This post touched my heart today because, for years, I struggled with measuring the success of being a mother against the success I could have had with the career I gave up when I became a mom.
I think because I didn’t grow up with a realistic image of what motherhood was, (not that my mom was a bad mom, because she was not. She had severe health issues and found herself in an abusive marriage which compromised her ability to invest in us like we think of motherhood today). I believe overall this contributed to my struggle to find my mother identity within the world of motherhood even still today.
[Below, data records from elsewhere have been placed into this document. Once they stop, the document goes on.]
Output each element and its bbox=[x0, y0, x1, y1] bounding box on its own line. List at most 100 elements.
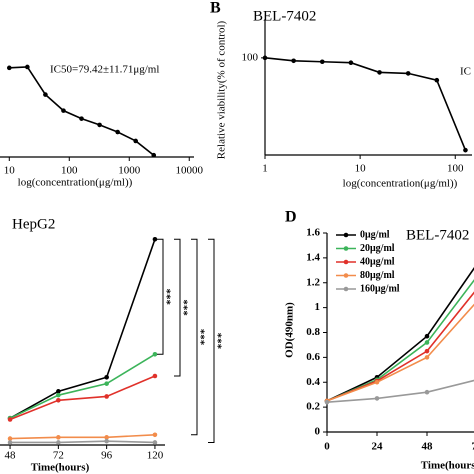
legend-label: 0μg/ml bbox=[360, 229, 390, 240]
data-point bbox=[405, 71, 411, 76]
data-point bbox=[424, 333, 430, 339]
x-tick-label: 0 bbox=[324, 441, 330, 453]
data-point bbox=[7, 417, 13, 422]
data-point bbox=[348, 60, 354, 66]
data-point bbox=[104, 374, 109, 380]
data-point bbox=[115, 129, 120, 135]
legend-marker bbox=[343, 246, 349, 251]
significance-label: *** bbox=[182, 299, 194, 316]
legend-marker bbox=[343, 273, 349, 278]
x-tick-label: 48 bbox=[5, 450, 17, 462]
data-point bbox=[6, 65, 12, 71]
data-point bbox=[61, 108, 66, 113]
data-point bbox=[133, 138, 138, 144]
y-tick-label: 0.8 bbox=[306, 326, 320, 338]
data-point bbox=[319, 59, 325, 65]
data-point bbox=[424, 389, 430, 395]
data-point bbox=[152, 432, 158, 438]
annotation: IC bbox=[460, 66, 471, 78]
data-point bbox=[424, 340, 430, 345]
chart-title: BEL-7402 bbox=[406, 227, 469, 243]
data-point bbox=[97, 122, 102, 128]
x-axis-title: log(concentration(μg/ml)) bbox=[343, 178, 458, 190]
legend-label: 80μg/ml bbox=[360, 270, 395, 281]
x-axis-title: Time(hours) bbox=[31, 462, 90, 474]
data-point bbox=[377, 70, 382, 75]
data-point bbox=[25, 64, 30, 70]
y-tick-label: 1.6 bbox=[306, 227, 320, 239]
x-tick-label: 96 bbox=[101, 450, 113, 462]
x-tick-label: 1000 bbox=[118, 165, 141, 177]
series-line bbox=[326, 379, 474, 403]
series-line bbox=[9, 66, 155, 156]
chart-title: BEL-7402 bbox=[253, 8, 316, 24]
significance-bracket bbox=[157, 238, 164, 355]
series-line bbox=[326, 279, 474, 402]
panel-label: B bbox=[210, 0, 221, 17]
x-axis-title: Time(hours) bbox=[421, 460, 474, 472]
data-point bbox=[7, 436, 13, 441]
data-point bbox=[152, 351, 158, 357]
x-tick-label: 72 bbox=[472, 441, 474, 453]
chart-title: HepG2 bbox=[12, 216, 55, 232]
data-point bbox=[324, 399, 330, 405]
legend-label: 160μg/ml bbox=[360, 283, 400, 294]
x-tick-label: 10000 bbox=[176, 165, 204, 177]
data-point bbox=[104, 435, 109, 440]
x-tick-label: 10 bbox=[4, 165, 16, 177]
series-line bbox=[10, 433, 155, 440]
series-line bbox=[326, 267, 474, 402]
data-point bbox=[56, 389, 61, 394]
significance-bracket bbox=[174, 238, 181, 377]
legend-label: 40μg/ml bbox=[360, 256, 395, 267]
panel-label: D bbox=[285, 209, 297, 226]
data-point bbox=[152, 373, 158, 379]
data-point bbox=[7, 440, 13, 445]
data-point bbox=[424, 348, 430, 354]
annotation: IC50=79.42±11.71μg/ml bbox=[50, 64, 159, 76]
x-tick-label: 72 bbox=[53, 450, 64, 462]
significance-label: *** bbox=[165, 288, 177, 305]
y-tick-label: 0.4 bbox=[306, 376, 320, 388]
series-line bbox=[326, 291, 474, 402]
data-point bbox=[262, 55, 268, 61]
data-point bbox=[152, 236, 158, 242]
x-tick-label: 1 bbox=[262, 163, 268, 175]
y-tick-label: 1.2 bbox=[306, 276, 320, 288]
series-line bbox=[10, 440, 155, 444]
legend-marker bbox=[343, 259, 349, 265]
x-tick-label: 100 bbox=[447, 163, 464, 175]
data-point bbox=[424, 355, 430, 360]
legend-marker bbox=[343, 232, 349, 238]
data-point bbox=[56, 440, 61, 445]
significance-label: *** bbox=[199, 328, 211, 345]
data-point bbox=[79, 116, 84, 121]
data-point bbox=[152, 440, 158, 445]
series-line bbox=[9, 239, 156, 419]
data-point bbox=[374, 379, 380, 385]
y-axis-title: Relative viability(% of control) bbox=[216, 20, 228, 159]
legend-label: 20μg/ml bbox=[360, 243, 395, 254]
x-tick-label: 48 bbox=[422, 441, 434, 453]
x-tick-label: 24 bbox=[372, 441, 384, 453]
series-line bbox=[264, 57, 467, 151]
data-point bbox=[374, 396, 380, 401]
data-point bbox=[104, 381, 109, 386]
data-point bbox=[104, 394, 109, 399]
series-line bbox=[9, 353, 156, 419]
data-point bbox=[434, 77, 440, 83]
data-point bbox=[56, 435, 61, 440]
data-point bbox=[463, 147, 468, 153]
data-point bbox=[56, 392, 61, 398]
y-tick-label: 0 bbox=[315, 426, 321, 438]
x-tick-label: 100 bbox=[61, 165, 78, 177]
data-point bbox=[291, 58, 296, 64]
significance-bracket bbox=[208, 238, 215, 443]
data-point bbox=[56, 397, 61, 403]
series-line bbox=[9, 375, 156, 421]
data-point bbox=[151, 152, 157, 158]
y-tick-label: 0.2 bbox=[306, 401, 320, 413]
x-tick-label: 10 bbox=[355, 163, 367, 175]
x-axis-title: log(concentration(μg/ml)) bbox=[18, 177, 133, 189]
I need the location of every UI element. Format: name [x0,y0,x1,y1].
Before I got married and had my daughter, I was a career driven person who knew what I wanted and was striving to achieve it (this my mother taught me). Then just as I was finishing up college, I met my husband and my life changed from that point forward. He was on active duty with the United States Army and within a year of being married, we came down on orders to move to Germany. After living in Germany for two and a half years, I became pregnant and within six months of returning back to America, my daughter was born.
This is where I can truly say my life changed forever, even though mentally and emotionally I was not prepared for it, my daughter came along and I knew being a mom was more important to her than any career in Law Enforcement I could have had.
This is why this post resonates with me today. It reminds me that being a mom “is” enough. Our kids do not measure us up to a career we have or could have had. They do not measure us up to our incomes we make. They measure us up to the papers we color, the books we snuggle and read together, or the puzzles we make with them. They measure us up to the hours of hiding and seek games we play, the cookies we bake, or the peanut butter and jelly sandwiches we make.
My friend, it does not matter what you do with your kids, the only thing they really want is for us to love them, to share our moments with them, and to invest in them with our hearts and love.